RESULTS: Mean bladder weight was highest in the CPOD group (4.2 mg/g ± SEM 1.7 vs. Sham 0.96 ± 0.2, CPOT 2.3 ± 0.5). There was no significant difference in serum E2 level across groups. Collagen 1a1 IF staining was increased in CPODs (27.2% ± SEM 1.9 vs. Sham 9.3 ± 2.7, PO 17.5 ± 2.5, CPO 8.3 ± 2.5, CPOT 19.3 ± 4.9). AR staining demonstrated increased expression and nuclear localization in CPODs (Figure 1). At 7 days AR gene expression was upregulated in CPOT and CPOD groups when compared to CPO, and normalized by 28 days. AR microarray RT-PCR revealed transcription factor Nkx3.1 was upregulated 2.5 times in PO normalized to Sham. This was validated by qPCR and western. IF revealed that nuclear Nkx3.1 was present in stromal cells of PO bladders.

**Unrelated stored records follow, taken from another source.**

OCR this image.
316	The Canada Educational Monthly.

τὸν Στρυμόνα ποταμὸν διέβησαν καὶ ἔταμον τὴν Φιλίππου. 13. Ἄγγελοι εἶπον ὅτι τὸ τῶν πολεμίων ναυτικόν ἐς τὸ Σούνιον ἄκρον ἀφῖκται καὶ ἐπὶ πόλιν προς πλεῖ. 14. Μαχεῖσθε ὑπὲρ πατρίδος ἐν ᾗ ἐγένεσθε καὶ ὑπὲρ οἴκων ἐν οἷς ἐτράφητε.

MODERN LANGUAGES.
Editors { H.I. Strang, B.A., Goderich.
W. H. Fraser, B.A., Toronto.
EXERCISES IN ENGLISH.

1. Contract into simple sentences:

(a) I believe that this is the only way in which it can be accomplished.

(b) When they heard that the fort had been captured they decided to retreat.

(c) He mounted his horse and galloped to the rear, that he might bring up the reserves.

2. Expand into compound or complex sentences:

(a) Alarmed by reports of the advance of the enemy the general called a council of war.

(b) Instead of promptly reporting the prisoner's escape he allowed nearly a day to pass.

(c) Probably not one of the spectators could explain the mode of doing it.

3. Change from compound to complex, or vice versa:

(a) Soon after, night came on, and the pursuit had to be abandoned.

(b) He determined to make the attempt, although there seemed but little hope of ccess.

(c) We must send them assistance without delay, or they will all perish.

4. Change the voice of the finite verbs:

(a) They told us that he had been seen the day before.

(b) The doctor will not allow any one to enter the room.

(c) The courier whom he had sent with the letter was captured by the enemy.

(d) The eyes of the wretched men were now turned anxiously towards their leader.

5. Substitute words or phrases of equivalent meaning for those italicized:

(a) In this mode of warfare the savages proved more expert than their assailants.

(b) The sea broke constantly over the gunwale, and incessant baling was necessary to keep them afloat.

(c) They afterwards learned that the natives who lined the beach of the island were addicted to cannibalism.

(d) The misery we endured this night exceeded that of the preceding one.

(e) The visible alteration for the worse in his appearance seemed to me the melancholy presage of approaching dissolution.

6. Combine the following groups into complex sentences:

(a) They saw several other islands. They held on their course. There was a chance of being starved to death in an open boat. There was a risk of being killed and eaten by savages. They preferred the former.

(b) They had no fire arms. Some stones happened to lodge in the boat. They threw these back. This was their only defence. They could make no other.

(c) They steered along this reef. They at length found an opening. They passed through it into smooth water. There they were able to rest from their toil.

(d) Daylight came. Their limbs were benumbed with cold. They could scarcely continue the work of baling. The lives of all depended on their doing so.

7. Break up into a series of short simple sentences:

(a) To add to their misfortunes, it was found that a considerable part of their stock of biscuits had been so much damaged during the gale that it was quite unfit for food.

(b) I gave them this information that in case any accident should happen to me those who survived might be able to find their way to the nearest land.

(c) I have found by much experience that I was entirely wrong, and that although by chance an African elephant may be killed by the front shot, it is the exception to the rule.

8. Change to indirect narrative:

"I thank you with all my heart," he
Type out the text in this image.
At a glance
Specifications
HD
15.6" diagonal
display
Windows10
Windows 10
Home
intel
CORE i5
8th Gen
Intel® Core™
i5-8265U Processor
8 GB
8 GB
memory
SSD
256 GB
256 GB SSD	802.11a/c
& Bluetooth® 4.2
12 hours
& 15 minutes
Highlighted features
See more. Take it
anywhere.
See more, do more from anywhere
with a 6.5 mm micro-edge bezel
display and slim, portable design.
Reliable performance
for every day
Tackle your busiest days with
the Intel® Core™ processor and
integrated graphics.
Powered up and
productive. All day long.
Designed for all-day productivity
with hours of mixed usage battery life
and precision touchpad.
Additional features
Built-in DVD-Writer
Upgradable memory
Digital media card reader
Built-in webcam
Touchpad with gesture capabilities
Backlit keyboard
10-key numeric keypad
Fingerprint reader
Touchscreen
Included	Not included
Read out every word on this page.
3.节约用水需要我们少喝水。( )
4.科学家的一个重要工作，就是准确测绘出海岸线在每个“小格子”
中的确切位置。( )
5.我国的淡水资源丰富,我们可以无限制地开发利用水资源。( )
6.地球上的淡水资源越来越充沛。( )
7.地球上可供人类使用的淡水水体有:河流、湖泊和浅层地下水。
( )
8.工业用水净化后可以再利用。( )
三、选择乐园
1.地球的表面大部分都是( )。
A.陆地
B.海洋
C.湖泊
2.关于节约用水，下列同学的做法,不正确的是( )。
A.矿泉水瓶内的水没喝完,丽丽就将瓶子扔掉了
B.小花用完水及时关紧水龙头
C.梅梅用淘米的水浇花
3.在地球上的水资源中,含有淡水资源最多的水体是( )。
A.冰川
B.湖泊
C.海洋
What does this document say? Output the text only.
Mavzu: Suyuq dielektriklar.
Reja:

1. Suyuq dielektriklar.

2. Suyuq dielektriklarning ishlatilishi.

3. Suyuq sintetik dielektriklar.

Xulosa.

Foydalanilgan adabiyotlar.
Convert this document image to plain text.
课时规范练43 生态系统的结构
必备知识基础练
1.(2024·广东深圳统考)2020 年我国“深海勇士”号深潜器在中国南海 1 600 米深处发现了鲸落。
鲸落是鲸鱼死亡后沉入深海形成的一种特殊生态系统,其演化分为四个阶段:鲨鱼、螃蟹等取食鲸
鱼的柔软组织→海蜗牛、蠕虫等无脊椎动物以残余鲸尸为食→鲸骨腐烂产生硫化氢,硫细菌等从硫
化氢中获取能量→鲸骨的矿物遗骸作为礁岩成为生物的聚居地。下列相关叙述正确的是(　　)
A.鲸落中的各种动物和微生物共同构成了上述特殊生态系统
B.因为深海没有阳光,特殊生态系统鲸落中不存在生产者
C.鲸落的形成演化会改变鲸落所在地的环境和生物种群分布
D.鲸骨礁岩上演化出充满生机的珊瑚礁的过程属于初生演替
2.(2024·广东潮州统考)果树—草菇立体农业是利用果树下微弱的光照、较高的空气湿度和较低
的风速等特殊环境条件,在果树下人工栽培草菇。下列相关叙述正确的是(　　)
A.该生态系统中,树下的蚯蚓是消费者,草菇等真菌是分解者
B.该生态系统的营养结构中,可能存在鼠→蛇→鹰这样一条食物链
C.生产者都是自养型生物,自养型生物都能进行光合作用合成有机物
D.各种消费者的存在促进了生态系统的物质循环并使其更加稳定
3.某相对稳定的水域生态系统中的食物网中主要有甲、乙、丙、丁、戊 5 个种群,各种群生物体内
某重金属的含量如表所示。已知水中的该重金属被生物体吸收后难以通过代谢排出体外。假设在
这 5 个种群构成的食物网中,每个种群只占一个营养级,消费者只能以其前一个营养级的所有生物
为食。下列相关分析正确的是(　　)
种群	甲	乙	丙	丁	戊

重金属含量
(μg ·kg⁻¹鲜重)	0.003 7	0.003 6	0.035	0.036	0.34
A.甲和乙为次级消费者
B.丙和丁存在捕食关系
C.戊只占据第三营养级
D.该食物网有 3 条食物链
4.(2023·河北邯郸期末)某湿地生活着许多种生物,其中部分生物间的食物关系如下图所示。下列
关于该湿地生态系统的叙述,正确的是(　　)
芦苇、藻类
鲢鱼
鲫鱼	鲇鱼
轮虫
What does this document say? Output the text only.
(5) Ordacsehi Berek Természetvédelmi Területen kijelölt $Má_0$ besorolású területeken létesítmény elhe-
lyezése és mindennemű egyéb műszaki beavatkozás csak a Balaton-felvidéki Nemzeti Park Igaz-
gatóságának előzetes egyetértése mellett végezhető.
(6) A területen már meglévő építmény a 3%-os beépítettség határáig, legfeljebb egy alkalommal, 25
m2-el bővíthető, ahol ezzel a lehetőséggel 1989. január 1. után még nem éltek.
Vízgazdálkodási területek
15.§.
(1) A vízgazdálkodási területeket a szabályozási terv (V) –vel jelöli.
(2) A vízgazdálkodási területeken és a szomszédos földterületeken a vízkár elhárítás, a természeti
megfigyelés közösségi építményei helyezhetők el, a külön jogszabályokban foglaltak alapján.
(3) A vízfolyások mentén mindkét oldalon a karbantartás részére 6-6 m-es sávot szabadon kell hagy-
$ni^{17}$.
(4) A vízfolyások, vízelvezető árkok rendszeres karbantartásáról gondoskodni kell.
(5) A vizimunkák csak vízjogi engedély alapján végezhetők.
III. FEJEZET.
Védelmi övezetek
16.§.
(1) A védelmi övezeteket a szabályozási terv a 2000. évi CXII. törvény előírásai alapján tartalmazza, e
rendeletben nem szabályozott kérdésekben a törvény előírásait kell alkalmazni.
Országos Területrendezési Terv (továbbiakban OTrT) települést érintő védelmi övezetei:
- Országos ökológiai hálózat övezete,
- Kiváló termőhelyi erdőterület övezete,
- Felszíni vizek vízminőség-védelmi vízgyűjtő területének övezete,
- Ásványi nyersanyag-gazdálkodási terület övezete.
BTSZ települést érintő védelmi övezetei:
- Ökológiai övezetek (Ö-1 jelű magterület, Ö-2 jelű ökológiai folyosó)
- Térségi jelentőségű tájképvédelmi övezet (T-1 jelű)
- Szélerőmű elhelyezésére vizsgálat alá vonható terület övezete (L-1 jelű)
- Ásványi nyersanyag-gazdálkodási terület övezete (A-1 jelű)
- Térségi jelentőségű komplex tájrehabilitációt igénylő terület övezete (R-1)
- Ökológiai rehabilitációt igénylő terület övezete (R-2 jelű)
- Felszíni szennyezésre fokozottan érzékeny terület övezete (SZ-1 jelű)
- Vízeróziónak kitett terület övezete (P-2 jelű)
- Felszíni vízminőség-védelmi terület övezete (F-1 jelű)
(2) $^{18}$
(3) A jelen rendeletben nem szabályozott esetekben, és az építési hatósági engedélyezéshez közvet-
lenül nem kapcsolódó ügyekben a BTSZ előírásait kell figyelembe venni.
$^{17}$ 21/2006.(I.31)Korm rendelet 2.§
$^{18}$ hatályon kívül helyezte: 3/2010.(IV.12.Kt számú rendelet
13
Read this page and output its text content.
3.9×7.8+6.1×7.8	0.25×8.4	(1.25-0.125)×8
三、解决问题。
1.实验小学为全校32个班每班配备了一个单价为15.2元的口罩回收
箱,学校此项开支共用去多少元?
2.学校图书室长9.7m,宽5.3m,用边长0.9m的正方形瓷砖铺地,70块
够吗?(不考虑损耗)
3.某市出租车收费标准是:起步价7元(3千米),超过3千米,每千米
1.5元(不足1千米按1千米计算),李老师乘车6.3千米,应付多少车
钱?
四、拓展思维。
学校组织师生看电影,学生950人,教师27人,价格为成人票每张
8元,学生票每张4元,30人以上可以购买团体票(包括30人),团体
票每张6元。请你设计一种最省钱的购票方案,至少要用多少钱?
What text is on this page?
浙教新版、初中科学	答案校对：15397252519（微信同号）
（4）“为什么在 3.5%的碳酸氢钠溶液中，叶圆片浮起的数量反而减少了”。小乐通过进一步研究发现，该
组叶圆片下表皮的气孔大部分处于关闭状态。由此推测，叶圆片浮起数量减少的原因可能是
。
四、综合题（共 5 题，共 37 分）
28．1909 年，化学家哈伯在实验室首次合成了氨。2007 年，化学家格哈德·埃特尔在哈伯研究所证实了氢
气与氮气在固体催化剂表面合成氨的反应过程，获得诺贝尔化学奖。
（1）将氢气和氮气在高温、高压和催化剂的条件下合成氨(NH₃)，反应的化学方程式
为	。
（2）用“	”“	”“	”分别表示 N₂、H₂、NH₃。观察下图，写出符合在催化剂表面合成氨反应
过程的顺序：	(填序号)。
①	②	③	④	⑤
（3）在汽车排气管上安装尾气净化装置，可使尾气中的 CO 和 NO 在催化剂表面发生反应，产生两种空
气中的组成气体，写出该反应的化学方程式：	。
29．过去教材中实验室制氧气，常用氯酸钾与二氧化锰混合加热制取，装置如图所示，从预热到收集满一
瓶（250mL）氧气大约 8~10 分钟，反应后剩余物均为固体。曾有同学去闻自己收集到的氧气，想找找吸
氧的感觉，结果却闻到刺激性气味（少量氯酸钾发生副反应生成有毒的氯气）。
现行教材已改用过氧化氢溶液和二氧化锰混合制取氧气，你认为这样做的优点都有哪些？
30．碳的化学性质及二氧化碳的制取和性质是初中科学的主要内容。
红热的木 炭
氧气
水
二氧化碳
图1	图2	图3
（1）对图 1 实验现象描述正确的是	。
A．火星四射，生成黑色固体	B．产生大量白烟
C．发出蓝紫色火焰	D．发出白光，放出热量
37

CONCLUSIONS: Our findings indicate that testosterone plays a central role in bladder fibrosis following PO in male mice. Furthermore AR is active in bladder cells and mediates the production of Nkx3.1, a transcription factor thought to be exclusively expressed in the prostate. Interestingly, the site of expression of Nkx3.1 is in the stromal compartment, the site where we recently showed contains bladder intrinsic mesenchymal stem cells (MSCs). Thus, we hypothesize that dysregulation of Nkx3.1, downstream of testosterone and AR in bladder MSCs, may play an important role in the genesis of fibrosis following PO.